One summer I made an informal census of the residents of the graveyard
to get some general sense of the makeup of this community in the past.
Demographically, the dates on the headstones are typical of their age
and place. The average age of Red Top's inhabitants is 43.6 years,
roughly the national life expectancy during the late 1800s. Still,
relatively few actually died in middle age. High infant mortality is
balanced at the other end by a surprising longevity. Of those who
survived infancy and childhood diseases, over a third reached seventy,
and there were many octogenarians and nonagenarians, led by the
venerable Dorcas Howland, who died in 1939 at the age of 99. The tough
endured.
Out of the blurred legends and truncated stones, one hears certain
emotions or attitudes shared by those who lie here, as well as hints of
personal tragedy. An attitude of resignation and religious stoicism is
found in the many references to "this vale of tears" or "this
world of woe." Deceased children are commonly described as "faded
blossoms," and deferred hope is found in the frequent references to
"meeting again" in the afterlife. There are at least a half-dozen
graves of young men "drown'd" or "lost at sea." One
inscription that caught my eye was on the headstone of Leonard Sears,
lost during the legendary and fatal gale of October 3, 1841. It reads
as follows:
Tho' I drowned in yonder waves
Beneath this stone I sleep;
While some of my companions dear
Now lie beneath the deep.
The lines are written in the first person, but to me they conveyed the
bleak comfort taken by the victim?s family in having at least been
spared the more common fate of those whose sons were lost at sea - the
empty grave.
Still, husbands, especially ship captains, tended to outlive their
wives. Many a man went through more than one spouse in his lifetime.

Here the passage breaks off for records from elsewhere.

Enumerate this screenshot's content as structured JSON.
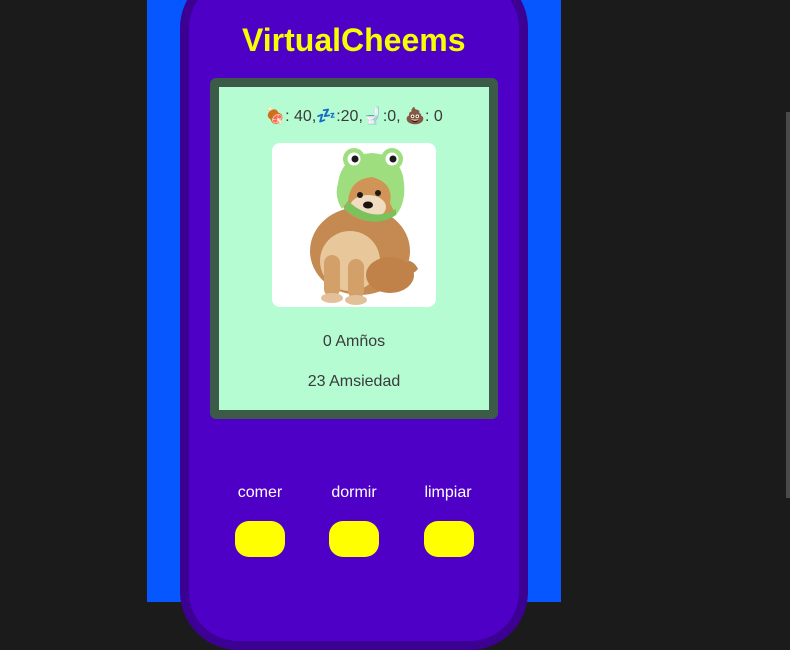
{
  "app": {
    "title": "VirtualCheems"
  },
  "stats": {
    "food_icon": "🍖",
    "food_text": ": 40,",
    "sleep_icon": "💤",
    "sleep_text": ":20,",
    "toilet_icon": "🚽",
    "toilet_text": ":0,",
    "poop_icon": "💩",
    "poop_text": ": 0"
  },
  "pet": {
    "image_icon": "cheems-frog-hat"
  },
  "status": {
    "age": "0 Amños",
    "anxiety": "23 Amsiedad"
  },
  "actions": [
    {
      "label": "comer"
    },
    {
      "label": "dormir"
    },
    {
      "label": "limpiar"
    }
  ],
  "colors": {
    "page_bg": "#1b1b1c",
    "column_bg": "#0657ff",
    "device_bg": "#4f00c7",
    "device_border": "#3c0092",
    "screen_bg": "#b5fcd3",
    "screen_border": "#3b5a48",
    "title": "#f5ff00",
    "button": "#ffff00"
  }
}
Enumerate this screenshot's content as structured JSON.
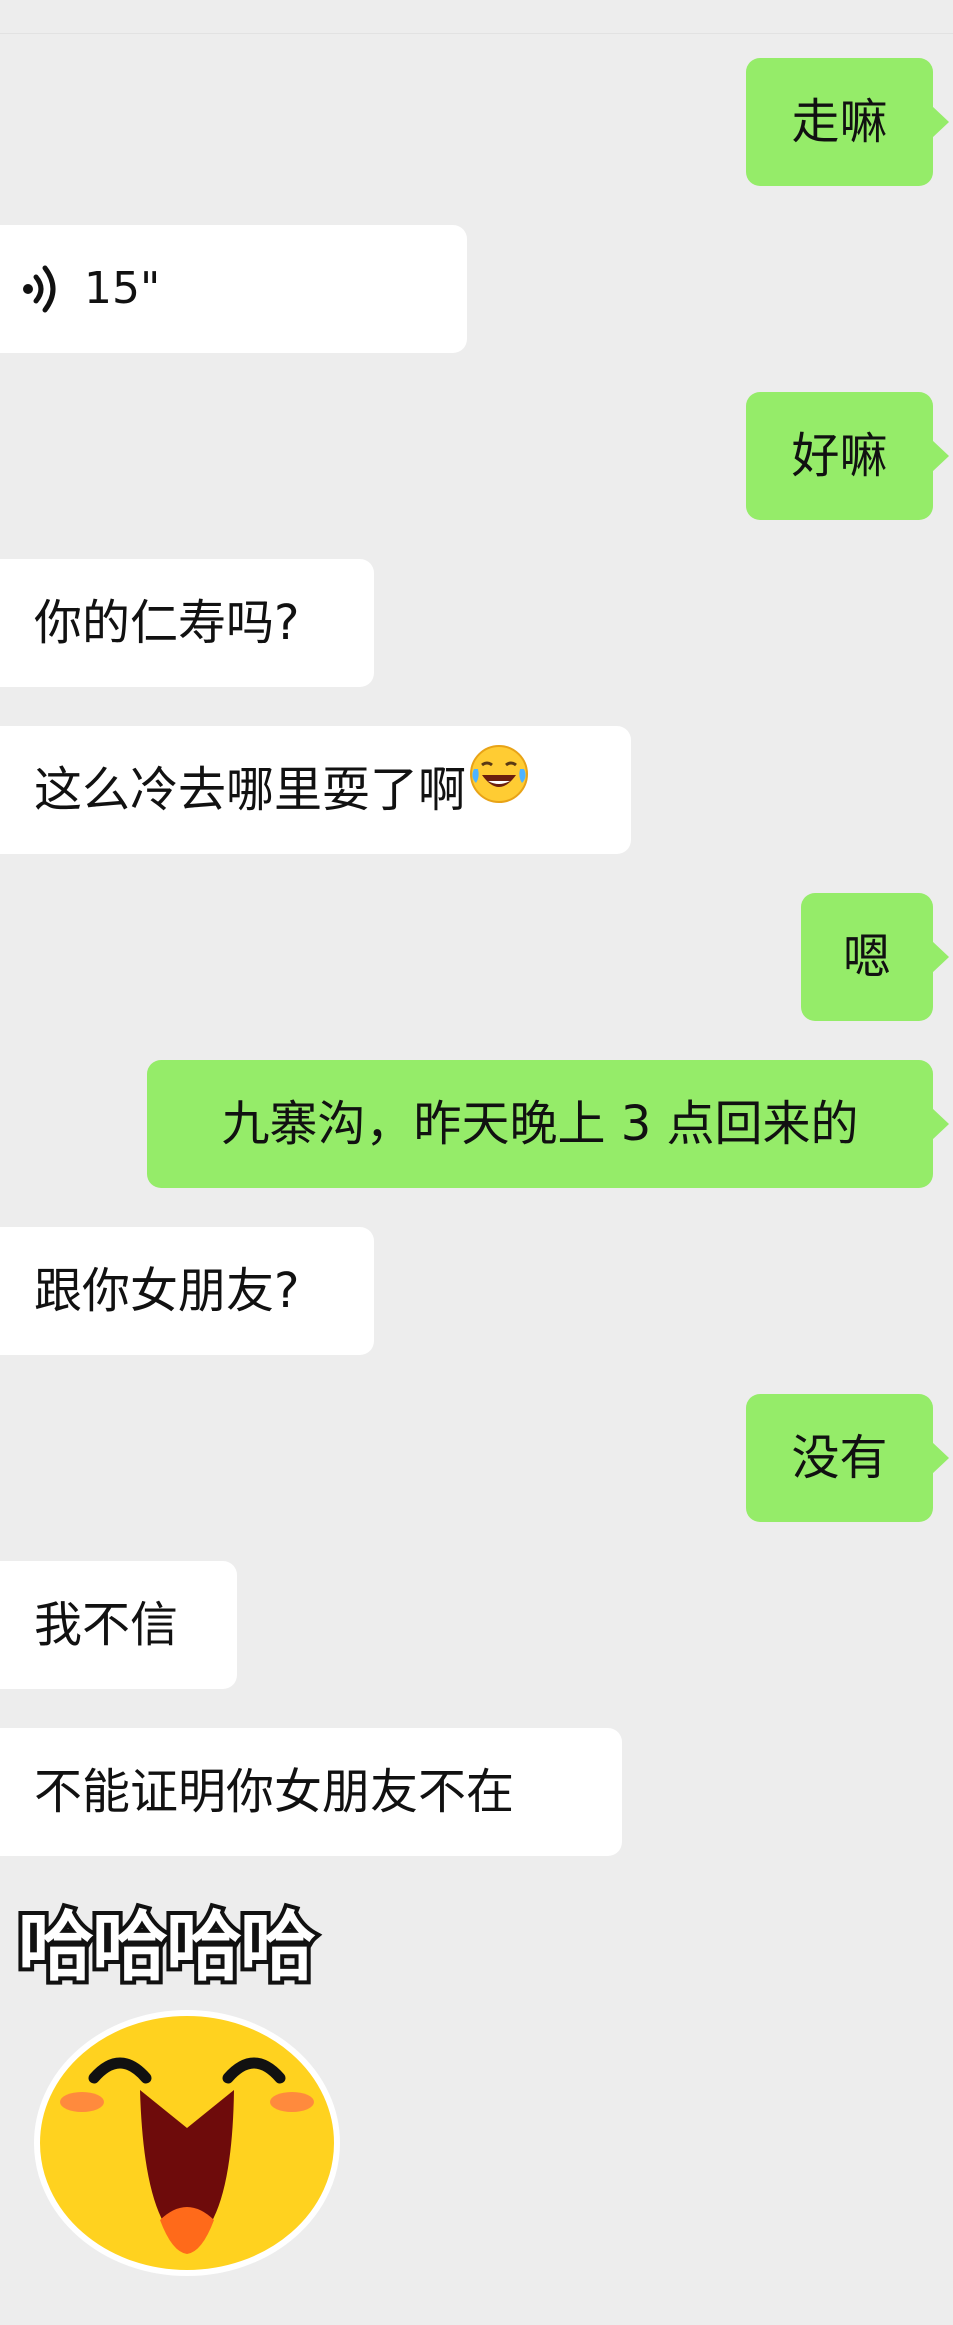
{
  "messages": [
    {
      "side": "out",
      "type": "text",
      "text": "走嘛"
    },
    {
      "side": "in",
      "type": "voice",
      "duration": "15\""
    },
    {
      "side": "out",
      "type": "text",
      "text": "好嘛"
    },
    {
      "side": "in",
      "type": "text",
      "text": "你的仁寿吗?"
    },
    {
      "side": "in",
      "type": "text",
      "text": "这么冷去哪里耍了啊",
      "emoji": "laughing-crying-emoji"
    },
    {
      "side": "out",
      "type": "text",
      "text": "嗯"
    },
    {
      "side": "out",
      "type": "text",
      "text": "九寨沟，昨天晚上 3 点回来的"
    },
    {
      "side": "in",
      "type": "text",
      "text": "跟你女朋友?"
    },
    {
      "side": "out",
      "type": "text",
      "text": "没有"
    },
    {
      "side": "in",
      "type": "text",
      "text": "我不信"
    },
    {
      "side": "in",
      "type": "text",
      "text": "不能证明你女朋友不在"
    },
    {
      "side": "in",
      "type": "sticker",
      "text": "哈哈哈哈",
      "icon": "laughing-face-sticker"
    }
  ],
  "colors": {
    "background": "#ededed",
    "incoming_bubble": "#ffffff",
    "outgoing_bubble": "#95ec69",
    "sticker_face": "#ffd21f"
  }
}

Captain Freeman Sears outlived all four of his wives. He eventually died
in 1879, surrounding himself with his last three wives, leaving his
first one, Hitty, for some reason, alone on the other side of the hill.
After reading so many examples of linear polygamy and patriarchal
control of the final domestic arrangements, it was gratifying to come
upon the stone of one Deziah Hutchins, wife of John Hutchins. When John
died in 1913, Deziah, in the practice of the day, added her own name and
incomplete dates below those of her husband, presumably in anticipation
of following him shortly. And that is how the stone reads today: DEZIAH
HUTCHINS, 1841-19__.
I like to think that Deziah, at least, managed to escape.